PROTEOMICS is the study of all of the proteins expressed in an organism (that expression being under the control of the genes) and how alteration in these proteins might induce, or result from, disease.

When we are thinking about the role of gene variation in disease, within the ICU or elsewhere, we can look at it at 3 broad levels:

The DNA or the GENOME: variation in genetic material may arise from mutations within a gene. The effect of these mutations will depend on their frequency, the region of the gene in which they occur (i.e effector regions, promoter regions, or non-functional regions), whether nucleotide substitution affects function, and the presence or absence of other mutations that must co-exist in order for disease susceptibility to occur. We KNOW that genomic variation can lead to susceptibility to disease. Single Nucleotide Polymorphisms (SNP) are one element of variation. SNP's are defined as individual mutations involving a change in nucleotide within a gene, the frequency of this nucleotide subsitution being > 1%. There appears to be a complex relationship between SNP's, with a group of separate alterations being potentially necessary for the effect to occur. This explains why the presence of a particular SNP in one population can increase susceptibility to disease but not do so in a separate population. This makes identifying disease-related SNP's a difficult process, and it has been reported that only 5% of SNP-disease associations are durable across multiple studies.

The RNA or the Transcriptome: While a patient's genome is relatively stable through their life, by functional necessity cells and tissues must be able to adapt to local conditions through alterations in gene expression. This brings us closer to the real functional characteristics that occur in disease states and may be of particular interest to us in critical care. Signal transduction at cell level in response to receptor stimulation can lead to measurable alteration in messenger RNA (mRNA) levels. We might find an increase in mRNA linked to the production of specific proteins (e.g. receptors, effector substances etc.) in response to a septic insult. Unfortunatley this still doesn't get us to the heart of the matter. It is one thing to demonstrate an increase in the messenger (the mRNA), but it is another to demonstare that the transcribed orders so transmitted were carried out (translated). Control and feedback mechanisms mean that increases in mRNA do not always lead to increased protein expression, and inferences drawn from such increases must be viewed with caution. Ideally, we need to take another step closer to the front line to see if and when the orders are carried out.

The expressed proteins or the Proteome: This is where the rubber hits the road. For a gene variation or upregulation of mRNA to have a meaningful effect their has to be some change in the ultimate product...the proteins expressed. The physiology and functionality of a cell is determined by the proteins it contains. It isn't quite as simple as measuring and identifying these proteins. They are compartmentalized, present within complexes, or even altered after expression (post-translational modification sucg as phosphorylation) and degraded.

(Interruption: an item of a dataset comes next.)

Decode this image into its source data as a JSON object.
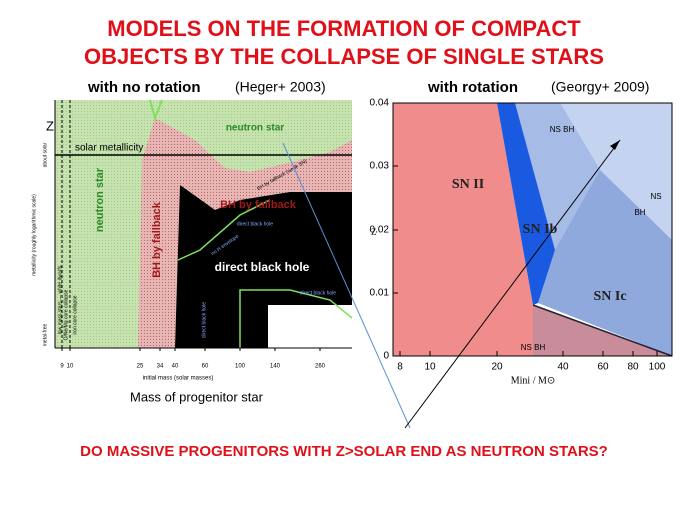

Despite these limitations, significant progress has been made in proteomics allowing characterisation of subprotein groups e.g. membrane proteins.

It is likely that the rapid progress made so far will continue, and on the basis of alteration in gene expression, mRNA levels in blood (rather than tissue) or specific protein patterns, we will be able to identify patients whose phenotype is more likely to move to severe sepsis and septic shock after a given insult, and to do this at a stage when clinical and demographic parameters do not differ from those in patients who subsequently have a benign course.